A lot of the discussions I hear about data and analytics revolve around what and how to measure, and many interesting startups deal with creating new data sources. We deal with clicks, interactions, graphs, heat maps and surveys. We look at networks, assess nodes and links, and analyze service providers and browser information. We create masses of (often useful) information – but what do we do to organize and make sense out of it? While measuring and tracking is important, excess data can drive people to either give up on using it completely, or turn to use complex, sometimes very unfriendly analysis tools that require a lot of effort and ramp up time.

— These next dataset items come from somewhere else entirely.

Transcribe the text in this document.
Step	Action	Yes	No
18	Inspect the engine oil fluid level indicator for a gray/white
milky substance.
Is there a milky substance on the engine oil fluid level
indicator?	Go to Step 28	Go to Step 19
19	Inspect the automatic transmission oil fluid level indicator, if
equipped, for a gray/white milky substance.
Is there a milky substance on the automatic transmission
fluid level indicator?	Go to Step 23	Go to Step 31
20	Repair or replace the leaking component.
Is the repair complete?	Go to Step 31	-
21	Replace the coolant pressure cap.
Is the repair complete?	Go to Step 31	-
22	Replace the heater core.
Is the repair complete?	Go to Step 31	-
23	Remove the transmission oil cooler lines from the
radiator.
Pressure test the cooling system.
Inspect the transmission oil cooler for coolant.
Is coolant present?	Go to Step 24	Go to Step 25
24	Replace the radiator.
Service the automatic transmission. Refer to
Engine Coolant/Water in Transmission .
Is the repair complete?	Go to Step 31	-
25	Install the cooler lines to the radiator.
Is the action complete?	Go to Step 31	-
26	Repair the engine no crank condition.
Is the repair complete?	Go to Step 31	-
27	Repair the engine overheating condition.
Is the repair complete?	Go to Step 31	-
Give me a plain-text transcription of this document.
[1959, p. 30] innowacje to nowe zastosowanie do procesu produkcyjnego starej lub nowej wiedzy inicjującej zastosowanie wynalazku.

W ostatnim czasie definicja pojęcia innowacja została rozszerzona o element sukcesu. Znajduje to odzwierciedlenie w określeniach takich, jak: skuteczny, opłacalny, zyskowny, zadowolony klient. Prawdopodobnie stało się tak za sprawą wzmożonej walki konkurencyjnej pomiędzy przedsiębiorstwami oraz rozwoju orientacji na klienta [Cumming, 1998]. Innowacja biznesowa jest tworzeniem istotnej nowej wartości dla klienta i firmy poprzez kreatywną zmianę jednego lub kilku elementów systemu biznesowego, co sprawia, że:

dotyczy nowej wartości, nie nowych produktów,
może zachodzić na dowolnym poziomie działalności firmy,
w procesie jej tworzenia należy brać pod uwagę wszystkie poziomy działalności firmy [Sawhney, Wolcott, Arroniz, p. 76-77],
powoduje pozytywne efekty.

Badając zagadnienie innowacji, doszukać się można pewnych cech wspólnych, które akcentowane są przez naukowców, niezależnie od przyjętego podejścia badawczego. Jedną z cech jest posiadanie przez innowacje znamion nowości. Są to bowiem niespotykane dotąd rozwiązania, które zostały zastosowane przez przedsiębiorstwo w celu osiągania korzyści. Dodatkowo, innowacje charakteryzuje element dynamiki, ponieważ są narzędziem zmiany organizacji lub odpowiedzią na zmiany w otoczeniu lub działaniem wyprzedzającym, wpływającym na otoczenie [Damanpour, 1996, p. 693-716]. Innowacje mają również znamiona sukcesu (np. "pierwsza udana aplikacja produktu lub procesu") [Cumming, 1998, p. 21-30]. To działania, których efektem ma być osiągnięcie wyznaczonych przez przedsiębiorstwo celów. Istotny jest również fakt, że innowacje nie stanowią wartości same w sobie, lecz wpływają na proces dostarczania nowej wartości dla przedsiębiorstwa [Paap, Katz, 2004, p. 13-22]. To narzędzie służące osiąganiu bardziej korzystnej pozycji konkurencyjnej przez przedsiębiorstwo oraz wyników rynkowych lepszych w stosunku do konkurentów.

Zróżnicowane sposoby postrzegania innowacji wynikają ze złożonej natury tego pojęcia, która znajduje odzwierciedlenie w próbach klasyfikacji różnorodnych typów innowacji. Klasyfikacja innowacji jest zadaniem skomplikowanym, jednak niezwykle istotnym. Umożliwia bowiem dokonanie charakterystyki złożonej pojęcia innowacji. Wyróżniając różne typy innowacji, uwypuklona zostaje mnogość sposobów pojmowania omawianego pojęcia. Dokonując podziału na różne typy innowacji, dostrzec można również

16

The most common claim by those who give up on using data is that talent or experience replaces data with “intuition”, and the rest of us should succumb to the wisdom of those who have good intuition. Indeed, it is mind boggling to work with highly talented people that seem like they can make correct decisions in a split second, without really being able to articulate their decision (“I just know!”). But what is this intuition? Actually, it is far from something supernatural. As discussed in research, intuition is a result of micro-learning that one might not be able to articulate, since it differs from standard and identifiable learning setups (read more in Matthew Lieberman’s paper here. Careful, PDF for download!). We learn from example but often unconsciously, and those result in intuition that seems to transcend logic.
Furthermore, since intuitive decisions are usually taken under stress, they often have a positive effect in preventing decision biases that arise when you rationalize or over-analyze your decision. I really like the Cook County Hospital example from Blink since it’s a great case of how a succinct procedure, applied by experts, removes the potential bad effects of excess data and over-thinking. And lastly, like in everything else, there are people who are better at this learning than others; they “see the matrix”, so to speak, and understand patterns better than the rest of us. But intuition is hard to quantify, and finding people who can both understand patterns and articulate them in a way that makes sense is very, very hard even for experienced modelers. Getting the “I just know” mantra is much more prevalent than finding an expert you can use, and the result is that such real intuition is often either lost or applied only by a few that are well capable, if they are lucky enough to get into influential roles.
How do you find the right people do approach data “intuitively”, but at the same time be able to articulate what they understand? I suggest you start with your customer service reps. Generally speaking, if you want to learn about customer behavior you talk to the people who talk to them on a daily basis (and make sure that all of your people do) – obviously – but day to day interaction with users causes reps to develop keen insight, intuition, as to what this customer will do next. Granted, not all of them get it and certainly not all of them can translate that into actionable patterns – but some do. And those that do are your key to making sense of data quicker and in an actionable way. Translating this knowledge into automated, actionable insights, however, is a completely different issue.